Поразительно, что в отличие от государства, терпящего одно военное поражение за другим, церковь в то же самое время достигает большей стабильности, уверенности в своих силах и даже могущества. Как отмечают историки, несмотря на характерную и общую мрачную атмосферу бессилия и изоляции, церковь сохраняла юрисдикцию и власть над землями, лежащими далеко за политическими границами империи, и даже расширила пределы своего влияния. Именно в эти десятилетия были учреждены новые митрополичьи кафедры в румынских княжествах (и в Валахии, и в Молдавии)[706]. Мало того, политика и притязания, а также территориальные и канонические права церкви пользовались прежним уважением в православном мире. В результате уже не империя, а патриархат стал средоточием единства православных народов Восточной Европы. Такую активность, конечно же, не мог бы проявлять слабый или зависимый организм. Поэтому за заявлениями патриархов стояло именно это перетекание власти, идеи единства и стабильности от империи к церкви. Поскольку государство уже не могло поддержать свои «метаполитические»[707]притязания на владение всем православным христианским миром ни внешней политикой, ни давними претензиями на мировое главенство, выразителем этих стремлений стал куда более уверенный в себе и энергичный Вселенский патриархат. Церковь стала носительницей имперской идеологии, поборницей политической теории христианского универсализма. Хотя ее вселенские притязания на κηδεμονία словесно выглядят экклезиологическими, на деле это скорее дипломатическая риторика, направленная на укрепление символической власти императора как главы христианской ойкумены.
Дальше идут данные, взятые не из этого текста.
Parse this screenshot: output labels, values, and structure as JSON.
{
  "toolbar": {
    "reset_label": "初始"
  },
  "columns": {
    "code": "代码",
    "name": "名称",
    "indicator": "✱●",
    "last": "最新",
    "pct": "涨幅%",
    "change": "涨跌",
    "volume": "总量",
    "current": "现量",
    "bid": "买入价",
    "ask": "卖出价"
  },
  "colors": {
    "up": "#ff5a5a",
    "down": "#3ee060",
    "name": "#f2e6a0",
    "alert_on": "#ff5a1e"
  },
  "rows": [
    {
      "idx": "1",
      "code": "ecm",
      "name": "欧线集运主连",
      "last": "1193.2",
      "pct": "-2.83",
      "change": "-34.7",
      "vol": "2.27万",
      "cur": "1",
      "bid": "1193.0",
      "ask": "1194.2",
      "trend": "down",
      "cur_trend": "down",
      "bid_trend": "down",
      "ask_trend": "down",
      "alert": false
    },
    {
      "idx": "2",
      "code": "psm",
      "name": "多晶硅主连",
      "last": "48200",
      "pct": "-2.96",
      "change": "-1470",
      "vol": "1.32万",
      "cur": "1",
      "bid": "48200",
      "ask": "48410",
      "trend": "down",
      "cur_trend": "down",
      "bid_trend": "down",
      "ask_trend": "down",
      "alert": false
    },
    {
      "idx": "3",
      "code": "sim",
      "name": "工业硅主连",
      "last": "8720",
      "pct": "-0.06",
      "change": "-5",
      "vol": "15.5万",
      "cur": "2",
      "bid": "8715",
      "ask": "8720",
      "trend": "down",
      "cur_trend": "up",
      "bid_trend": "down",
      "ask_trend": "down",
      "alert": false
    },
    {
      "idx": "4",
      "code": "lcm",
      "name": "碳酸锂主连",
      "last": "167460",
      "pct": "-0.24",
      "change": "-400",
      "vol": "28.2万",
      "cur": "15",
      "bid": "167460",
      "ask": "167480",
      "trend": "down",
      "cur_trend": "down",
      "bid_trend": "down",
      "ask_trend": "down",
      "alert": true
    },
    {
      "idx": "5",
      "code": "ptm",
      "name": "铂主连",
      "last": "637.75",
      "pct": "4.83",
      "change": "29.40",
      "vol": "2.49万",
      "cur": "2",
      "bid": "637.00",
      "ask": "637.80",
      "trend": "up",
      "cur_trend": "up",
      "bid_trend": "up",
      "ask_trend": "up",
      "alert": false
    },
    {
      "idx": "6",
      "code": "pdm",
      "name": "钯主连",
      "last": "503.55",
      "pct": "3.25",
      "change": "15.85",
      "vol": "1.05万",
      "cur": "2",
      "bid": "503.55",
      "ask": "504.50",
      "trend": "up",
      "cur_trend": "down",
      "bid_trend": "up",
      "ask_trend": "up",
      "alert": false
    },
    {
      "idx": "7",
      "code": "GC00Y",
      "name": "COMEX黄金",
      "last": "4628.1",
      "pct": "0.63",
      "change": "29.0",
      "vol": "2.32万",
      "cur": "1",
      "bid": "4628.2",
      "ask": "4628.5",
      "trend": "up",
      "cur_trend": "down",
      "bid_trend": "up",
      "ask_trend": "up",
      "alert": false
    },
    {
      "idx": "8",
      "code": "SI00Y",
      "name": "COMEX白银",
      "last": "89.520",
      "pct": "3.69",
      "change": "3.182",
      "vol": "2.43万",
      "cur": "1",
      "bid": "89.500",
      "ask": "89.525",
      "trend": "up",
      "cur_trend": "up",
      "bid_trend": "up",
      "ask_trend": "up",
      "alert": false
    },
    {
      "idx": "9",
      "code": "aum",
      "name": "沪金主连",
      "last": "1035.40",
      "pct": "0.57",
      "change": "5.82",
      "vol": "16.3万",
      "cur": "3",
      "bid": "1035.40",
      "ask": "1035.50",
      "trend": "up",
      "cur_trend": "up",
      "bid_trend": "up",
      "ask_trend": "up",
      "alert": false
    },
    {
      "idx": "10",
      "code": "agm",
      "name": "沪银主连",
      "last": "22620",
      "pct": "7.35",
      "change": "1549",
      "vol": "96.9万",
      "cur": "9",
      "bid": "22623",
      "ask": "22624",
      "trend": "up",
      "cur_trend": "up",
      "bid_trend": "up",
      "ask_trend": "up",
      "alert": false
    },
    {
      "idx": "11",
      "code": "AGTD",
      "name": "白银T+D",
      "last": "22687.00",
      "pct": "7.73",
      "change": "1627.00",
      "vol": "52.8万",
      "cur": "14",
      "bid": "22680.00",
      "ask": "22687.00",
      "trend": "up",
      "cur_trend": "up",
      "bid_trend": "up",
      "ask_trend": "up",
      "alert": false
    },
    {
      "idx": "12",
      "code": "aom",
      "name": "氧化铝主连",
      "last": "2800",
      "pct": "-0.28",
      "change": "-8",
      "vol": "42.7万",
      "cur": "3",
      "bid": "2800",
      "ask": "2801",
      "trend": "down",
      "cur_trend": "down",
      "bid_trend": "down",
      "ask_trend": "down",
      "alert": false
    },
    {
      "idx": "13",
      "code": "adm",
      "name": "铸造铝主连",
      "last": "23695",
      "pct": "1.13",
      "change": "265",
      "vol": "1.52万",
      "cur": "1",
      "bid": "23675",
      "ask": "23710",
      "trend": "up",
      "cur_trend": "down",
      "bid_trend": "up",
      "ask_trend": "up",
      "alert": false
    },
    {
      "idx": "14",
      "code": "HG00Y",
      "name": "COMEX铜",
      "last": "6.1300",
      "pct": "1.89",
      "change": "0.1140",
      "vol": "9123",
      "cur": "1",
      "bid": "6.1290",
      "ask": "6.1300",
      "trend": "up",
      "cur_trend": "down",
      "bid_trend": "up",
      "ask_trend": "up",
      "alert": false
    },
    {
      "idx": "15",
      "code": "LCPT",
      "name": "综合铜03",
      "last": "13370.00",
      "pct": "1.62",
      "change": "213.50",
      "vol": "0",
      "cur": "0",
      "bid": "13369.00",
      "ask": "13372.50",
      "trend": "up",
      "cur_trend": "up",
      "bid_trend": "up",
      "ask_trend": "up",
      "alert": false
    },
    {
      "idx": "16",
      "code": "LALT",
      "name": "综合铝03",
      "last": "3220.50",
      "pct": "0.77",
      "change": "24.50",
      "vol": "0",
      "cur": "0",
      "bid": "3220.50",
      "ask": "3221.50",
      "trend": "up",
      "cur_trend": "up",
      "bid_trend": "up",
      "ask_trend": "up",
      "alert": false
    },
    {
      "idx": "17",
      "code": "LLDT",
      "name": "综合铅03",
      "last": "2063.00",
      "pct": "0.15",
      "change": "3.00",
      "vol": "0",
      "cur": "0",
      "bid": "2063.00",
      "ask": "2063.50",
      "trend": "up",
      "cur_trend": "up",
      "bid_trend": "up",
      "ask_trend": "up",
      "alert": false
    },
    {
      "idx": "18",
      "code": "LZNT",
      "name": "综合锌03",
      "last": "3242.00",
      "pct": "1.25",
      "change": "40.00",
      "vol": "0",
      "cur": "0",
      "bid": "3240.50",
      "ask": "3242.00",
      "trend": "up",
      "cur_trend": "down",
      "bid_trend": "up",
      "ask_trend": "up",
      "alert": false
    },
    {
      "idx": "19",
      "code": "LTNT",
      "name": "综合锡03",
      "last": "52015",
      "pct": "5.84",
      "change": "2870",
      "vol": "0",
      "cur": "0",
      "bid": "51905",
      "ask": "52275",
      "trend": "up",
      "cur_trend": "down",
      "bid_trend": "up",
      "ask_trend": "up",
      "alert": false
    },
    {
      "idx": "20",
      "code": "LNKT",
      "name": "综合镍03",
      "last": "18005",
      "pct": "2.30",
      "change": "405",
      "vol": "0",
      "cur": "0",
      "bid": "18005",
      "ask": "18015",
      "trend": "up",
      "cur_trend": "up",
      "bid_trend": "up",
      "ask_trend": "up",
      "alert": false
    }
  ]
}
Налицо определенный параллелизм между практическими шагами, предпринимавшимися патриархатом для укрепления своего морального и духовного лидерства в православном мире, и его одновременными попытками унифицировать и кодифицировать православную литургическую практику. Подобно территориальным и каноническим притязаниям, литургическая организованность была призвана обеспечить патриархату максимально широкое влияние. Византийский чин богослужения развивался постепенно, нередко незаметно, приняв устойчивую форму в позднем Средневековье после прихода к власти исихастов. Длительная и сложная эволюция богослужебного византийского чина фактически завершилась только в эпоху паламизма. Конечно, культурная и историческая обусловленность этого процесса в контексте Средневековья очевидна. Однако поразительно, что наиболее пышное, сложное и ритуализированное христианское богослужение[708]было порождено именно живой литургической традицией. До X столетия патриархат явно распадался на две подструктуры, нередко соперничавшие друг с другом: так называемый кафедральный отдел, ведавший городскими храмами, и «монастырский» отдел, ведавший, соответственно, монастырями. В самой византийской столице они были представлены двумя соперничающими типиками — великого собора Святой Софии и монастыря св. Иоанна Студита. Оба богослужебных чина сосуществовали с раннего Средневековья. С развитием гимнографии и внешней торжественности церемониала в постконстантиновский период они постепенно становились все сложнее и сложнее. Литургическое творчество было характерно прежде всего для Студитского монастыря. К X столетию эта община заимствовала и объединила в своем богослужении литургические особенности как соборной константинопольской службы, так и монастыря св. Саввы, расположенного в Иудейской пустыне между Иерусалимом и Мертвым морем. О широком распространении студийского устава и о его определяющем влиянии на восточное монашество мы уже говорили. Но стоит добавить, что распространился этот популярный киновийный устав не без участия самого монастыря. Самая ранняя форма афонской литургии несомненно следует студийскому уставу. Вскоре синтез этого устава появляется и далеко за пределами Афона: в Грузии, в России, в южной Италии и на Балканах.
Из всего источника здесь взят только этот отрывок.